獲得だけでなくLTVを高める!今後の事業展望
――LINE広告を実際に活用して感じる、魅力や強みは何ですか。
小山内:SNS広告としてFacebookやTwitterを活用している企業も多いですが、LINE広告はLINEの圧倒的なユーザー数を基盤にターゲティングの精度が向上し、他媒体に引けを取らないサービスになってきていると思います。
LINE広告は新機能がどんどん追加され、効果的に運用できる土台が整いました。蓄積してきたアルゴリズムや運用の細かいナレッジを活用し、事業者様に貢献できると考えています。
坂口:タイムラインやLINE NEWSなど、「MEDULLA」がターゲットとする20~30代の女性ユーザーが普段使っている配信面に広告を出稿することで、ブランドとして狙っている層に商品を認知していただけるのがLINE広告の魅力です。
現状、前述した「MEDULLA」のフィードバック機能から得られたお客様の悩みはマイページ上で返信を行っていますが、将来的にはLINE公式アカウントを連動させて、よりパーソナライズしたコメントを返すことができればと考えています。多くの方が日々利用しているLINE上でコミュニケーションが取れれば、お客様にとっての利便性向上につながると思います。
小山内:「MEDULLA」の事業を伸ばすには、新規獲得も大事ですが、LTVを高めることが重要だと考えています。
LINEは2019年12月より、LINE公式アカウントやLINEポイントADで取得したデータをLINE広告の配信対象として活用できる「クロスターゲティング機能」をリリースしました。そういった機能を活用して、継続率の高いお客様に近い属性のユーザーにも拡張して配信するなど、広告配信の面でもLTVを上げて事業の成長をサポートしていきたいです。

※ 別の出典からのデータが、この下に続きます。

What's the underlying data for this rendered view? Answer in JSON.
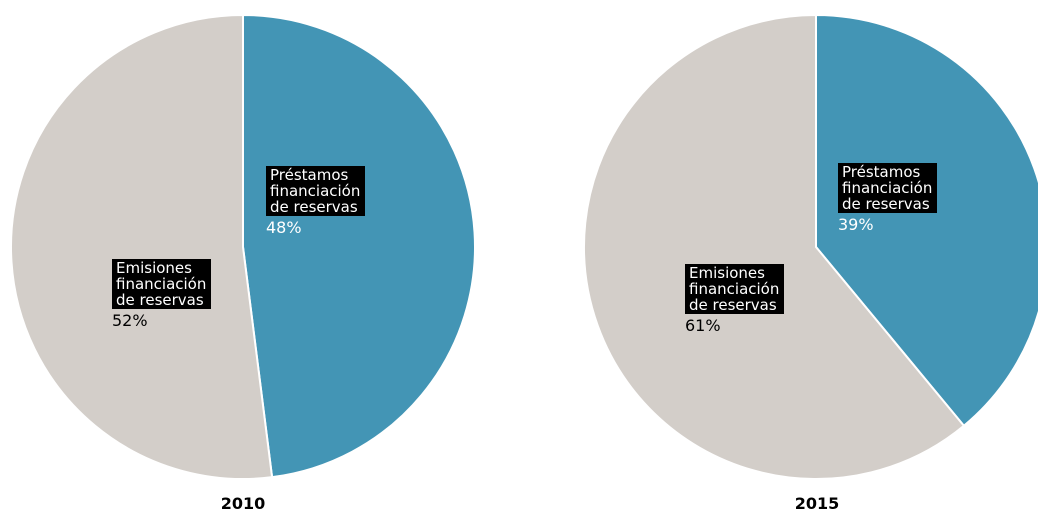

また、クリエイティブ面で新たな施策としては、LINEの配信面においてADフォーマットの開発などが増えており、新しくリリースされた「カルーセル」という広告フォーマットを実施したり、獲得効率が良い動画の在庫も、過去は配信在庫がそこまで多くなかったのが、直近増加してきているので、再度、動画を試したりしています。ここは、LINE社と密にコミュニケーションを取りながら、マーケット状況を正しく捉えて、検証することが大事だと思っております。
今後は弊社グループ会社の「CyberHuman Productions」というCG素材を使ったクリエイティブで、リモート環境下でもCGを使うことで複数の素材を作れたり、先日リリースしたAI活用して事前に効果を予測したクリエイティブが配信できる極予測AIなど、新しい領域にも取り組んでいく予定です。